Structure Design and Performance Study of a Vapor Chamber Heat Spreader for Plug-in Modules

The vapor chamber heat spreader cooling technology is employed in this paper to solve the heat dissipation problem in the digital plug-in modules with high heat consumption. To verify the heat dissipation capacity of this technology, both simulation and experimental studies have been conducted. The results demonstrate that when the coolant supply temperature is 65 ℃, the ambient temperature is 30 ℃, the coolant flow rate is 0.6 L/min and the heat consumption of the single board is 200 W, the operation temperatures at measurement points are not higher than 80 ℃. Under all work conditions, the maximum temperature difference on the surface of vapor chamber heat spreader is not higher than 7 ℃. The maximum heat transfer capacity is about 330 W in the horizontal orientation and 360 W in the vertical orientation, when the surface temperature of the vapor chamber heat spreader is not higher than 100 ℃. The equivalent thermal conductivity of the surface of vapor chamber heat spreader is approximately 3 000 W/(m·K), which is 15 times that of 6063 aluminum alloy, roughly 8 times that of oxygen-free copper and nearly 5 times that of diamond/copper composites.
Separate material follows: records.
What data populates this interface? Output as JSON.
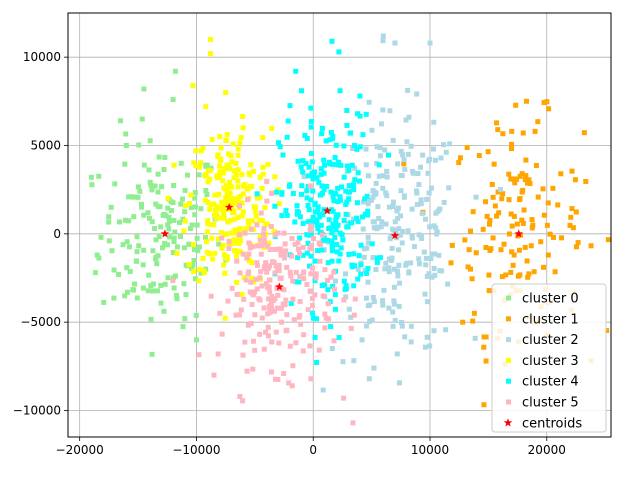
{
  "chart_data": {
    "type": "scatter",
    "title": "",
    "xlabel": "",
    "ylabel": "",
    "xlim": [
      -21000,
      25500
    ],
    "ylim": [
      -11500,
      12500
    ],
    "grid": true,
    "legend_position": "lower-right",
    "x_ticks": [
      -20000,
      -10000,
      0,
      10000,
      20000
    ],
    "x_tick_labels": [
      "−20000",
      "−10000",
      "0",
      "10000",
      "20000"
    ],
    "y_ticks": [
      -10000,
      -5000,
      0,
      5000,
      10000
    ],
    "y_tick_labels": [
      "−10000",
      "−5000",
      "0",
      "5000",
      "10000"
    ],
    "series": [
      {
        "name": "cluster 0",
        "color": "#90ee90",
        "marker": "square",
        "center": [
          -13000,
          0
        ],
        "spread": [
          2600,
          2600
        ],
        "count": 170,
        "extra": [
          [
            -16500,
            6400
          ],
          [
            -14500,
            8200
          ],
          [
            -11800,
            9200
          ],
          [
            -19000,
            3200
          ],
          [
            -18500,
            -1200
          ],
          [
            -16000,
            5000
          ],
          [
            -12000,
            7600
          ],
          [
            -11000,
            -4800
          ],
          [
            -10000,
            -6000
          ]
        ]
      },
      {
        "name": "cluster 1",
        "color": "#ffa500",
        "marker": "square",
        "center": [
          17500,
          500
        ],
        "spread": [
          2800,
          3000
        ],
        "count": 150,
        "extra": [
          [
            15800,
            5900
          ],
          [
            17000,
            5800
          ],
          [
            19000,
            5800
          ],
          [
            12800,
            -5000
          ],
          [
            13800,
            -4500
          ],
          [
            16000,
            -5500
          ],
          [
            14800,
            -7200
          ],
          [
            21200,
            3400
          ]
        ]
      },
      {
        "name": "cluster 2",
        "color": "#add8e6",
        "marker": "square",
        "center": [
          7200,
          -200
        ],
        "spread": [
          2800,
          3400
        ],
        "count": 230,
        "extra": [
          [
            6000,
            11200
          ],
          [
            7000,
            10800
          ],
          [
            10000,
            10800
          ],
          [
            10300,
            4800
          ],
          [
            8200,
            6600
          ],
          [
            5200,
            -7600
          ],
          [
            4800,
            -8200
          ],
          [
            7200,
            -6800
          ]
        ]
      },
      {
        "name": "cluster 3",
        "color": "#ffff00",
        "marker": "square",
        "center": [
          -7200,
          1500
        ],
        "spread": [
          1800,
          2200
        ],
        "count": 240,
        "extra": [
          [
            -8800,
            11000
          ],
          [
            -8800,
            10200
          ],
          [
            -10300,
            8400
          ],
          [
            -7500,
            8000
          ],
          [
            -9200,
            7200
          ],
          [
            -6000,
            6000
          ],
          [
            -8000,
            5500
          ]
        ]
      },
      {
        "name": "cluster 4",
        "color": "#00ffff",
        "marker": "square",
        "center": [
          1200,
          1200
        ],
        "spread": [
          2000,
          2700
        ],
        "count": 250,
        "extra": [
          [
            1600,
            10900
          ],
          [
            2200,
            10300
          ],
          [
            -1500,
            9200
          ],
          [
            -1000,
            8100
          ],
          [
            2300,
            8100
          ],
          [
            4000,
            7800
          ],
          [
            3800,
            6800
          ]
        ]
      },
      {
        "name": "cluster 5",
        "color": "#ffb6c1",
        "marker": "square",
        "center": [
          -3000,
          -3000
        ],
        "spread": [
          2400,
          2200
        ],
        "count": 220,
        "extra": [
          [
            -8500,
            -8000
          ],
          [
            -1800,
            -8600
          ],
          [
            3400,
            -10700
          ],
          [
            -200,
            -8200
          ],
          [
            2600,
            -9300
          ],
          [
            -8000,
            -4500
          ]
        ]
      },
      {
        "name": "centroids",
        "color": "#ff0000",
        "marker": "star",
        "points": [
          [
            -12700,
            0
          ],
          [
            17600,
            0
          ],
          [
            7000,
            -100
          ],
          [
            -7200,
            1500
          ],
          [
            1200,
            1300
          ],
          [
            -2900,
            -3000
          ]
        ]
      }
    ]
  }
}
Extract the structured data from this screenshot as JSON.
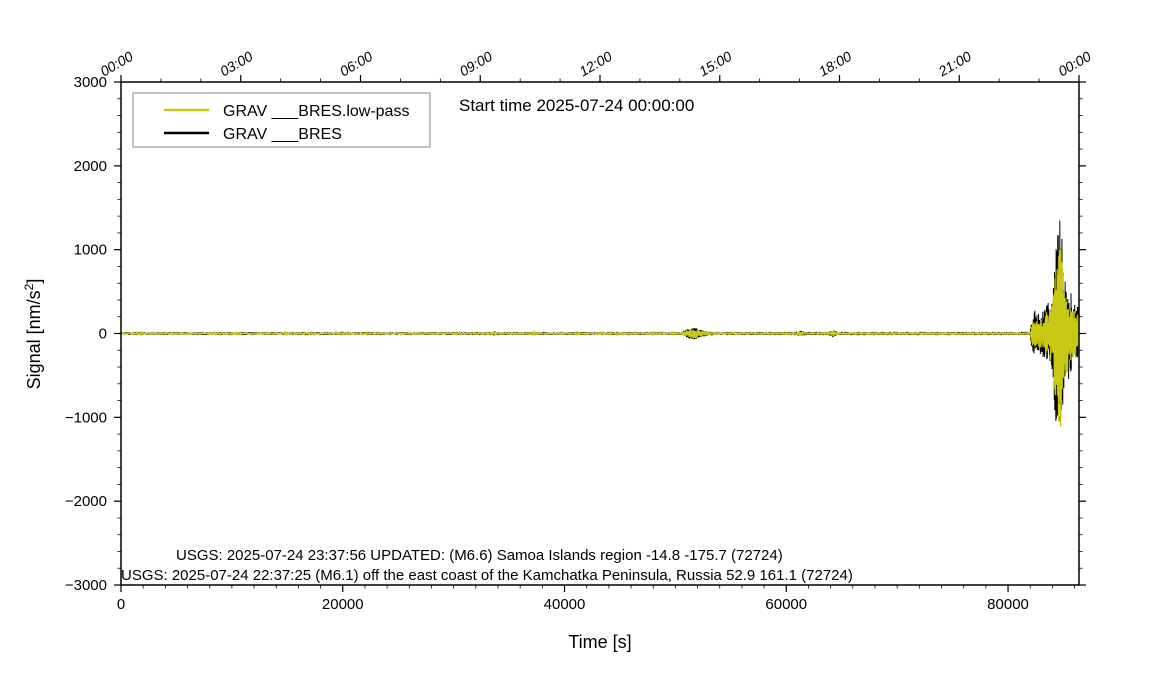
{
  "chart_data": {
    "type": "line",
    "subtitle": "Start time 2025-07-24 00:00:00",
    "xlabel": "Time [s]",
    "ylabel_main": "Signal [nm/s",
    "ylabel_sup": "2",
    "ylabel_close": "]",
    "xlim": [
      0,
      86400
    ],
    "ylim": [
      -3000,
      3000
    ],
    "x_ticks": [
      0,
      20000,
      40000,
      60000,
      80000
    ],
    "x_tick_labels": [
      "0",
      "20000",
      "40000",
      "60000",
      "80000"
    ],
    "y_ticks": [
      -3000,
      -2000,
      -1000,
      0,
      1000,
      2000,
      3000
    ],
    "y_tick_labels": [
      "−3000",
      "−2000",
      "−1000",
      "0",
      "1000",
      "2000",
      "3000"
    ],
    "top_axis_ticks_s": [
      0,
      10800,
      21600,
      32400,
      43200,
      54000,
      64800,
      75600,
      86400
    ],
    "top_axis_labels": [
      "00:00",
      "03:00",
      "06:00",
      "09:00",
      "12:00",
      "15:00",
      "18:00",
      "21:00",
      "00:00"
    ],
    "legend_position": "top-left",
    "grid": false,
    "colors": {
      "low_pass": "#c8c814",
      "raw": "#000000"
    },
    "series": [
      {
        "name": "GRAV ___BRES.low-pass",
        "color": "#c8c814",
        "envelope_points": [
          {
            "x": 0,
            "amp": 12
          },
          {
            "x": 33500,
            "amp": 12
          },
          {
            "x": 33700,
            "amp": 20
          },
          {
            "x": 34000,
            "amp": 12
          },
          {
            "x": 50500,
            "amp": 12
          },
          {
            "x": 51300,
            "amp": 50
          },
          {
            "x": 51800,
            "amp": 60
          },
          {
            "x": 52500,
            "amp": 25
          },
          {
            "x": 53500,
            "amp": 12
          },
          {
            "x": 61000,
            "amp": 15
          },
          {
            "x": 61300,
            "amp": 30
          },
          {
            "x": 61600,
            "amp": 15
          },
          {
            "x": 63800,
            "amp": 15
          },
          {
            "x": 64200,
            "amp": 35
          },
          {
            "x": 64600,
            "amp": 15
          },
          {
            "x": 82000,
            "amp": 15
          },
          {
            "x": 82200,
            "amp": 150
          },
          {
            "x": 83000,
            "amp": 180
          },
          {
            "x": 84000,
            "amp": 350
          },
          {
            "x": 84400,
            "amp": 1050
          },
          {
            "x": 84700,
            "amp": 1250
          },
          {
            "x": 85000,
            "amp": 650
          },
          {
            "x": 85600,
            "amp": 350
          },
          {
            "x": 86400,
            "amp": 200
          }
        ]
      },
      {
        "name": "GRAV ___BRES",
        "color": "#000000",
        "envelope_points": [
          {
            "x": 0,
            "amp": 18
          },
          {
            "x": 33500,
            "amp": 18
          },
          {
            "x": 33700,
            "amp": 28
          },
          {
            "x": 34000,
            "amp": 18
          },
          {
            "x": 50500,
            "amp": 18
          },
          {
            "x": 51300,
            "amp": 65
          },
          {
            "x": 51800,
            "amp": 75
          },
          {
            "x": 52500,
            "amp": 35
          },
          {
            "x": 53500,
            "amp": 18
          },
          {
            "x": 61000,
            "amp": 20
          },
          {
            "x": 61300,
            "amp": 40
          },
          {
            "x": 61600,
            "amp": 20
          },
          {
            "x": 63800,
            "amp": 20
          },
          {
            "x": 64200,
            "amp": 45
          },
          {
            "x": 64600,
            "amp": 20
          },
          {
            "x": 82000,
            "amp": 20
          },
          {
            "x": 82200,
            "amp": 280
          },
          {
            "x": 83000,
            "amp": 250
          },
          {
            "x": 84000,
            "amp": 450
          },
          {
            "x": 84400,
            "amp": 1350
          },
          {
            "x": 84700,
            "amp": 1550
          },
          {
            "x": 85000,
            "amp": 850
          },
          {
            "x": 85600,
            "amp": 500
          },
          {
            "x": 86400,
            "amp": 300
          }
        ]
      }
    ],
    "annotations": [
      "USGS: 2025-07-24 23:37:56 UPDATED: (M6.6) Samoa Islands region -14.8 -175.7 (72724)",
      "USGS: 2025-07-24 22:37:25 (M6.1) off the east coast of the Kamchatka Peninsula, Russia 52.9 161.1 (72724)"
    ]
  }
}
In addition, shock and vibration experiments confirm that the heat spreader meets the requirements of GJB 150A. This technology can significantly reduce the operation temperature of the plug-in modules and no fluid connector is required, so the heat spreader has no risk of leakage and its lightweight design can be achieved. Therefore, it can be widely used in heat dissipation of the digital plug-in modules with high heat consumption or in scenarios with strict requirements for weight and reliability.